Joe Raedle/Getty Images
Joe Raedle/Getty Images

Republican legislators have mothballed a bill that would allow Floridians to sue over the wrongful death of a fetus in the wake of an Alabama Supreme Court ruling that frozen embryos should be considered children, causing several clinics in the state to halt in vitro fertilization (IVF) treatment.

The bill’s sponsor, state Sen. Erin Grall, requested a vote scheduled to be held Monday in the Florida Senate Rules Committee be postponed. In an emailed statement to the Tampa Bay Times, she explained, “Although I have worked diligently to respond to questions and concerns, I understand there is still work that needs to be done. It is important we get the policy right with an issue of this significance.”

When the bill, SB 476, was announced, opponents were quick to slam it as a step toward “fetal personhood,” a concept that puts pregnant women, abortion providers, and advocates for reproductive rights at legal risk.

“As the bill is currently written, nothing is preventing an abusive partner or rapist from bringing a lawsuit for damages against a healthcare provider or friends and family members of the individual who had an abortion,” Kara Gross, legislative director and senior policy counsel of the ACLU of Florida, said in a statement earlier this month.

As it sailed through the legislature’s committees, however, Democratic lawmakers also began voicing concerns that its language was overly broad and could scare the state’s own fertility clinics into suspending services, according to The Washington Post.

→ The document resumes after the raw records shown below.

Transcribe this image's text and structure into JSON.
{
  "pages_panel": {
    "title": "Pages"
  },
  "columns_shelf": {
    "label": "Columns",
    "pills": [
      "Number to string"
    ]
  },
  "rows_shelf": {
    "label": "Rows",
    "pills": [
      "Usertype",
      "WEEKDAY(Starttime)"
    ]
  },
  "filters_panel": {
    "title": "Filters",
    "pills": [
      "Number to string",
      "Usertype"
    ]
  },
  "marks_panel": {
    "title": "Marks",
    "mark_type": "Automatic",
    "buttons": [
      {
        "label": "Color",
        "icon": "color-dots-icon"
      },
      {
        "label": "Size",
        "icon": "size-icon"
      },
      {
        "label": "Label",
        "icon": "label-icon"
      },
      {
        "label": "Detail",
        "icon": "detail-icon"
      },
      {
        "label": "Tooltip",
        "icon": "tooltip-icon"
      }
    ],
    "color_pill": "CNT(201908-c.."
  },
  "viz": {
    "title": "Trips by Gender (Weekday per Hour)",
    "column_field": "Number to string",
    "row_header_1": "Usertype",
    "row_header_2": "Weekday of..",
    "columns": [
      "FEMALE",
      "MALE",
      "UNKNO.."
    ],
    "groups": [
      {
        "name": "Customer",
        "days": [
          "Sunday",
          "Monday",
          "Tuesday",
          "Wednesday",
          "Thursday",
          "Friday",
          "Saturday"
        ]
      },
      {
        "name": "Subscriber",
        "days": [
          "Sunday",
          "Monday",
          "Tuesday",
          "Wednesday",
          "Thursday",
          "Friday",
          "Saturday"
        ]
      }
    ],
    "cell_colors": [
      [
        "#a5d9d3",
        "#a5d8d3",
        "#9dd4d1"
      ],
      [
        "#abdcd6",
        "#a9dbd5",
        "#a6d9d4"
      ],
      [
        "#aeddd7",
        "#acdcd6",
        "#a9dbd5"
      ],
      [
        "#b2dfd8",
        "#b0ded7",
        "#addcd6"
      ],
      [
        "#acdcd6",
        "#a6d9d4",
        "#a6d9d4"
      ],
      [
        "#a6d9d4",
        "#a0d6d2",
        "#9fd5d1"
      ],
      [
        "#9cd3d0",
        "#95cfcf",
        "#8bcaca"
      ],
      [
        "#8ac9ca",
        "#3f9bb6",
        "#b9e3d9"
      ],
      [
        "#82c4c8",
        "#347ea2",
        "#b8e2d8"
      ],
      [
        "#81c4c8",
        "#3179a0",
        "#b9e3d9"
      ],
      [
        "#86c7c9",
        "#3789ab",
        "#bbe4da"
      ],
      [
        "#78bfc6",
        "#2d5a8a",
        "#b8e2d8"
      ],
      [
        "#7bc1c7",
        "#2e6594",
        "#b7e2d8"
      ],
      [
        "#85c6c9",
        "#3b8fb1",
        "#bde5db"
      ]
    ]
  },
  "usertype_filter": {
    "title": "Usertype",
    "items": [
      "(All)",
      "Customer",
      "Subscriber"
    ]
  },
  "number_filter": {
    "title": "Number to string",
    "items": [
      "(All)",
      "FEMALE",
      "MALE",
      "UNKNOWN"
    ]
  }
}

Even before the Alabama Supreme Court’s decision was handed down, according to the Tampa Bay Times, Grall began tweaking the bill’s language, amending its definition of an “unborn child” to be a “member of the species Homo sapiens, at any stage of development, who is carried in the womb.”

Senate Democratic Leader Lauren Book, who celebrated Grall’s decision in a Monday tweet, told the newspaper that the shelved version of the bill did appear to protect IVF treatment. But other Democrats insisted that the legislation still exposed healthcare providers to liability should treatment go awry. “You have a situation where you are creating a chilling effect for people who are proactively trying to have a baby,” she told the Post.

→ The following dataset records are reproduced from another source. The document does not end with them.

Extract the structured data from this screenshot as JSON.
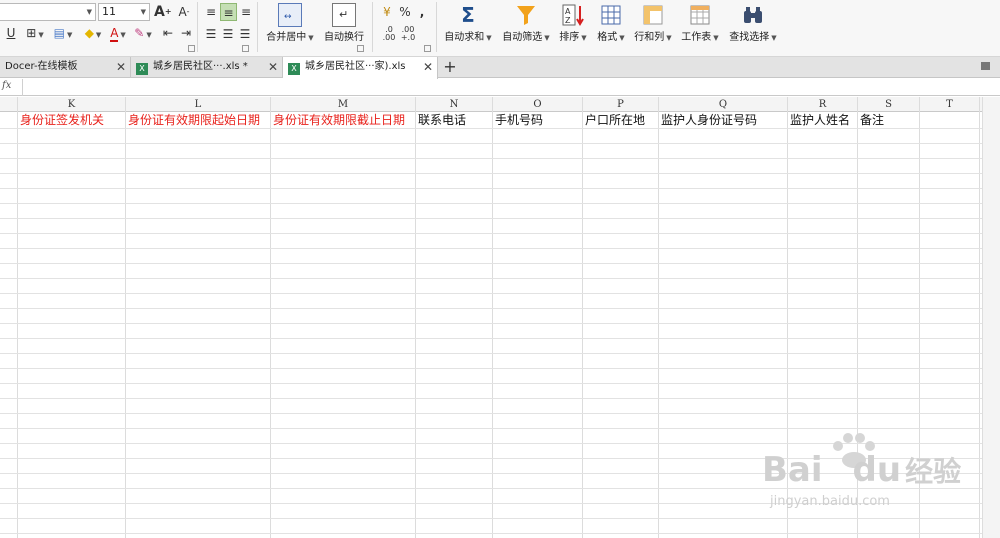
{
  "ribbon": {
    "font_size": "11",
    "merge_center": "合并居中",
    "wrap_text": "自动换行",
    "auto_sum": "自动求和",
    "auto_filter": "自动筛选",
    "sort": "排序",
    "format": "格式",
    "row_col": "行和列",
    "worksheet": "工作表",
    "find_select": "查找选择",
    "percent": "%",
    "comma": ",",
    "inc_decimal_top": ".0",
    "inc_decimal_bottom": ".00",
    "dec_decimal_top": ".00",
    "dec_decimal_bottom": "+.0",
    "font_grow": "A",
    "font_shrink": "A",
    "underline": "U",
    "font_color_letter": "A"
  },
  "tabs": [
    {
      "label": "Docer-在线模板",
      "active": false
    },
    {
      "label": "城乡居民社区···.xls *",
      "active": false
    },
    {
      "label": "城乡居民社区···家).xls",
      "active": true
    }
  ],
  "formula_bar": {
    "fx": "fx",
    "value": ""
  },
  "columns": [
    "K",
    "L",
    "M",
    "N",
    "O",
    "P",
    "Q",
    "R",
    "S",
    "T"
  ],
  "row1": [
    {
      "text": "身份证签发机关",
      "color": "#e8221c"
    },
    {
      "text": "身份证有效期限起始日期",
      "color": "#e8221c"
    },
    {
      "text": "身份证有效期限截止日期",
      "color": "#e8221c"
    },
    {
      "text": "联系电话",
      "color": "#111111"
    },
    {
      "text": "手机号码",
      "color": "#111111"
    },
    {
      "text": "户口所在地",
      "color": "#111111"
    },
    {
      "text": "监护人身份证号码",
      "color": "#111111"
    },
    {
      "text": "监护人姓名",
      "color": "#111111"
    },
    {
      "text": "备注",
      "color": "#111111"
    },
    {
      "text": "",
      "color": "#111111"
    }
  ],
  "watermark": {
    "brand_a": "Bai",
    "brand_b": "du",
    "brand_c": "经验",
    "url": "jingyan.baidu.com"
  }
}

With the Florida Legislature’s regular session ending on March 8, the decision to put the bill on ice was seen by at least one proponent group as a killing blow. Andrew Shirvell, the executive director of Florida Voice for the Unborn, an anti-abortion organization, told the Orlando Sentinel that he didn’t believe a new version of the legislation could be passed by both Republican-led chambers in the next two weeks.

Asked about the looming deadline, Grall told the Tampa Bay Times she didn’t have “a crystal ball.”

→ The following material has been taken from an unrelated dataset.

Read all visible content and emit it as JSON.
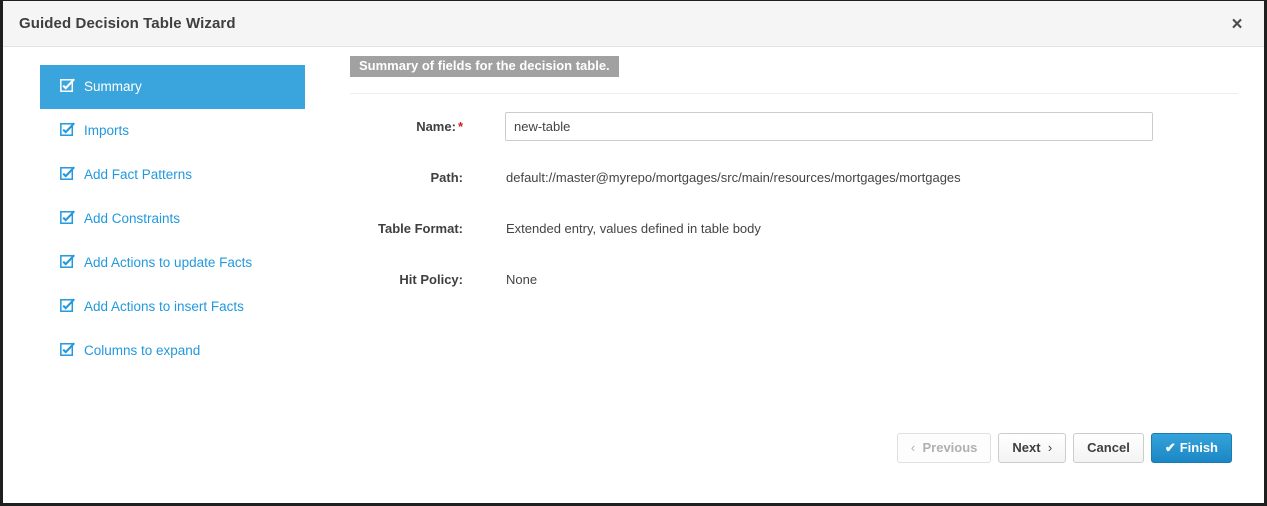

In the days following the Alabama ruling, bills championing various versions of fetal personhood were introduced in at least 14 other states, according to NBC News, which cited data collected by the Center for Reproductive Rights and the Guttmacher Institute.

“What’s happened in Alabama is extreme, but it is not happening in a vacuum,” Elisabeth Smith, the center’s director, told the outlet in a statement. “This is the chaos created by the Dobbs decision.”